Dans la ville, épargnée par les folies des promoteurs, il fait bon se promener parmi les maisons individuelles, serrées les unes contre les autres ou posées dans un écrin de verdure. Au fil des rues, chacune décline son identité, laissant imaginer au passant ce que peuvent être les habitants invisibles et leur caractère. Ici, c'est un couple, sans doute retraité, dans une maison bien sage, presque stricte, où chaque chose est à sa place, la pelouse à l'anglaise soigneusement taillée ; rien ne traîne, et on imagine aisément que dedans, tout est aussi bien rangé, dans un décor minutieusement pensé, épuré, presque minimaliste et tout en raffinement discret. Là, c'est une famille avec un chien : la pelouse est marquée par les empreintes de pattes et de pas, divers jouets sont semés un peu partout comme autant d'invitations ; aux fenêtres, des rideaux aux couleurs vives, et la porte ouverte du garage laisse entrevoir un joyeux bazar de matériel, vélos, jouets, vêtements remisés... A côté, c'est un amoureux du jardinage : dans un terrain plutôt vaste pour une ville, alternent fleurs et rangs de légumes ; la cabane qu'on devine au fond déborde d'outils et parfois, comme un escargot sort de sa coquille après l'averse, le propriétaire profite du soleil hivernal pour entretenir ses cultures. Il y a aussi la maison qui vient d'être rachetée : voilà un mois qu'elle est en travaux, on voit les camions amener des bennes, repartir avec des monceaux de béton, plâtre, gravats, puis les parpaings arriver, la physionomie de la bâtisse se transformer ; c'est une chrysalide, on attend que le papillon se montre !

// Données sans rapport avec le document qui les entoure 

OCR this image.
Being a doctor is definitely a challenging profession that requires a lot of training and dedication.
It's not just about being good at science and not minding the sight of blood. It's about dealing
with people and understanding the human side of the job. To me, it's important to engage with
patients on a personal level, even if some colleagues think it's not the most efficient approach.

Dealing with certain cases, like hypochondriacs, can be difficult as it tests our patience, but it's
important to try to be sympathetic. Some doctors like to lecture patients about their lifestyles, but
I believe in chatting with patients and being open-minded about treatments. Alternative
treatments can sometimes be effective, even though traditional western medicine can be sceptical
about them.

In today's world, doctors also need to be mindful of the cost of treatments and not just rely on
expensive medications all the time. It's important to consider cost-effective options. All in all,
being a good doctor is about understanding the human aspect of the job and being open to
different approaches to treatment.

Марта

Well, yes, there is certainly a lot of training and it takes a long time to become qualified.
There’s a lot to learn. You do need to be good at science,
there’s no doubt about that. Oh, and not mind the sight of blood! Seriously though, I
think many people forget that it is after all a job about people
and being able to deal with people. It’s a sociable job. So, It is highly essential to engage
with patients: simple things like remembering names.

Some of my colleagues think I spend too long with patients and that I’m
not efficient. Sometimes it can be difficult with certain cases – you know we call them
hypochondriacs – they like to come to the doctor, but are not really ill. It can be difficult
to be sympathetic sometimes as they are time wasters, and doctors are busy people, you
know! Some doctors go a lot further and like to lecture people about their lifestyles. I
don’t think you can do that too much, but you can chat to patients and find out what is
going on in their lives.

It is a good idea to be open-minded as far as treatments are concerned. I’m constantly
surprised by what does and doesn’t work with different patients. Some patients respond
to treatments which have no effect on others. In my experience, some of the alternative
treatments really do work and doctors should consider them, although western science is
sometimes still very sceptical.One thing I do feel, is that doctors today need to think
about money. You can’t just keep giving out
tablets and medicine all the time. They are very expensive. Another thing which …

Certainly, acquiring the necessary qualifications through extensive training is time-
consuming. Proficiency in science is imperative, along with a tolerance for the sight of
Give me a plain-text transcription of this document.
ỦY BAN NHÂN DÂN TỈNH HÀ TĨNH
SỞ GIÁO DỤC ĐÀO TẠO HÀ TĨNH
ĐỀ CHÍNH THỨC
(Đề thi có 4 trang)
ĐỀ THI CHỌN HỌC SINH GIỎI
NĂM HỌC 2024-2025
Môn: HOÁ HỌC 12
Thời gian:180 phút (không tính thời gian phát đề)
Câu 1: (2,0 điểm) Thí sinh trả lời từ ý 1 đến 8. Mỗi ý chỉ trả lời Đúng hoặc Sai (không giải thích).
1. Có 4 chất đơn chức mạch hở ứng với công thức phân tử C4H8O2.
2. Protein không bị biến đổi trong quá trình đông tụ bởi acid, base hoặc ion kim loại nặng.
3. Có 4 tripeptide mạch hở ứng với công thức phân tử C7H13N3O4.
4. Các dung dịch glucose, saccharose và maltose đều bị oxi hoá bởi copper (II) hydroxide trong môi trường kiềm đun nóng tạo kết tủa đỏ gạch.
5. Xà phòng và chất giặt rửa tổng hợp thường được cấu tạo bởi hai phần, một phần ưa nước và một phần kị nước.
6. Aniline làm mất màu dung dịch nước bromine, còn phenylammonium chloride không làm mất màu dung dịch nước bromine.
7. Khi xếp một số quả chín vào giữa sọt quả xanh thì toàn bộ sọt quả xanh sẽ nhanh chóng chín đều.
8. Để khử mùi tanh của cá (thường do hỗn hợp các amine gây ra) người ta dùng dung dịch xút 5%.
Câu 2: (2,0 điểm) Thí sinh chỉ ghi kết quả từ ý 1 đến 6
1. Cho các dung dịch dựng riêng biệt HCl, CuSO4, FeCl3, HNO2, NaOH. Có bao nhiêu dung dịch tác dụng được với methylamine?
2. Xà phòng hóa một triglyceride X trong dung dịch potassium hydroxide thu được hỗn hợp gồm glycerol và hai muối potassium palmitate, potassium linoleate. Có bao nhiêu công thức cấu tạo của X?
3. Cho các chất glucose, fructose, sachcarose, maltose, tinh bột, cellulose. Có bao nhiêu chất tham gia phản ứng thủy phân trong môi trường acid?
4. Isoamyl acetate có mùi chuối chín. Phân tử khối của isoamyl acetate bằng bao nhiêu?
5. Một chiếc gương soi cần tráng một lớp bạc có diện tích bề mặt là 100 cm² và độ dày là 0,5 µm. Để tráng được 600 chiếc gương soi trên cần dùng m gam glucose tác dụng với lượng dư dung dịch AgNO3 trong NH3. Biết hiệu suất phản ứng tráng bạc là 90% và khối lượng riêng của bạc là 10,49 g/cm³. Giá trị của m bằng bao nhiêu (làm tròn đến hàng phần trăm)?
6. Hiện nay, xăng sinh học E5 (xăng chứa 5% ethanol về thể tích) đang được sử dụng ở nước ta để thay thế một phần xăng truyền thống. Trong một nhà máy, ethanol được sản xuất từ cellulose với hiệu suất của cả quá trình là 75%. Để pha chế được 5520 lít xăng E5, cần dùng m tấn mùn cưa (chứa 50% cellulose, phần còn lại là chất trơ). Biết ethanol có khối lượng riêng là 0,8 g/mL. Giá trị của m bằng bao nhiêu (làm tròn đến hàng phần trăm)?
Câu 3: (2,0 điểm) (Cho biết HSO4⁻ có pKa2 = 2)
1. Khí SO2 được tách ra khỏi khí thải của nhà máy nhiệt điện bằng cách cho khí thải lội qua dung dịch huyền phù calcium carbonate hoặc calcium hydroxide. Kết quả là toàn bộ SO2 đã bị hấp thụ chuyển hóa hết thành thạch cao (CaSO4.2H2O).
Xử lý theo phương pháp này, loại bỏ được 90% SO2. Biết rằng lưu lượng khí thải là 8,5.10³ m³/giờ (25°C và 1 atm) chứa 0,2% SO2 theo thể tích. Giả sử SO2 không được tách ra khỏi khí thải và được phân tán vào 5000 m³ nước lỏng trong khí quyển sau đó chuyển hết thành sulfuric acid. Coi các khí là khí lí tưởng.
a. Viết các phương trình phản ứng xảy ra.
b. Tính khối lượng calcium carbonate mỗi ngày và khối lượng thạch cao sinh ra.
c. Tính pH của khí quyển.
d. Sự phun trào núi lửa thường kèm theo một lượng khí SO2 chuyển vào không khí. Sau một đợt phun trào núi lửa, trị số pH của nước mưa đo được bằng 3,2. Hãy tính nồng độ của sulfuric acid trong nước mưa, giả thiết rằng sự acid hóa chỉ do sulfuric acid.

On imprime à notre environnement ce que l'on est. Une même habitation occupée par deux familles différentes aura deux ambiances plus ou moins dissemblables. Je crois qu'il en est de même pour la foi : chacun "aménage" son coeur selon ce qu'il est. Bien sûr, il y a des ressemblances : dans chaque maison on trouve une cuisine, une ou plusieurs chambres, des toilettes ; dans chaque chrétien on retrouve la foi en la Trinité, la résurrection, le pardon. Mais David l'a déjà dit mieux que moi, chacun vit sa foi selon son caractère, construit et agence sa maison au fur et à mesure de sa vie. Parfois on commence par creuser les fondations, ça prend du temps, et le chantier peut être arrêté pour cause de mauvais temps... D'autres achètent une maison déjà faite, l'aménagent à leut goût... D'autres encore finissent par se rendre compte qu'ils étouffent dans leur propre coeur, alors qu'ils pensaient avoir bâti un palais ; alors ils rasent tout et recommencent.
Et puis, il y a les mélanges. Ceux et celles qui grandissent entre deux cultures, entre deux confessions ou religions. Une maison d'un genre nouveau : une église avec un minaret ; un temple avec des icônes... Ca peut paraître étrange, kitsch, voire vulgaire. Mais quand c'est sa propre maison... On y prend goût ! Alors, au moment de créer sa propre habitation, on demande un permis de construire, pour un temple avec un clocher. Mais les architectes ne l'entendent pas de cette oreille !
Imaginez... Lors d'un divorce, le juge demande aux enfants, dans la mesure de leurs capacités, de choisir s'ils veulent habiter avec leur père ou leur mère. Certains optent pour la résidence alternée, ce qui leur permet de profiter de deux ambiances différentes, et surtout de chacun de leurs parents, dans son environnement. Dans l'état actuel de l'oecuménisme, si l'on respecte les règles des clergés, la résidence alternée n'existe pas. Et pour moi, aucun enfant (et l'on reste toujours l'enfant de ses parents !) ne devrait avoir à faire ce choix.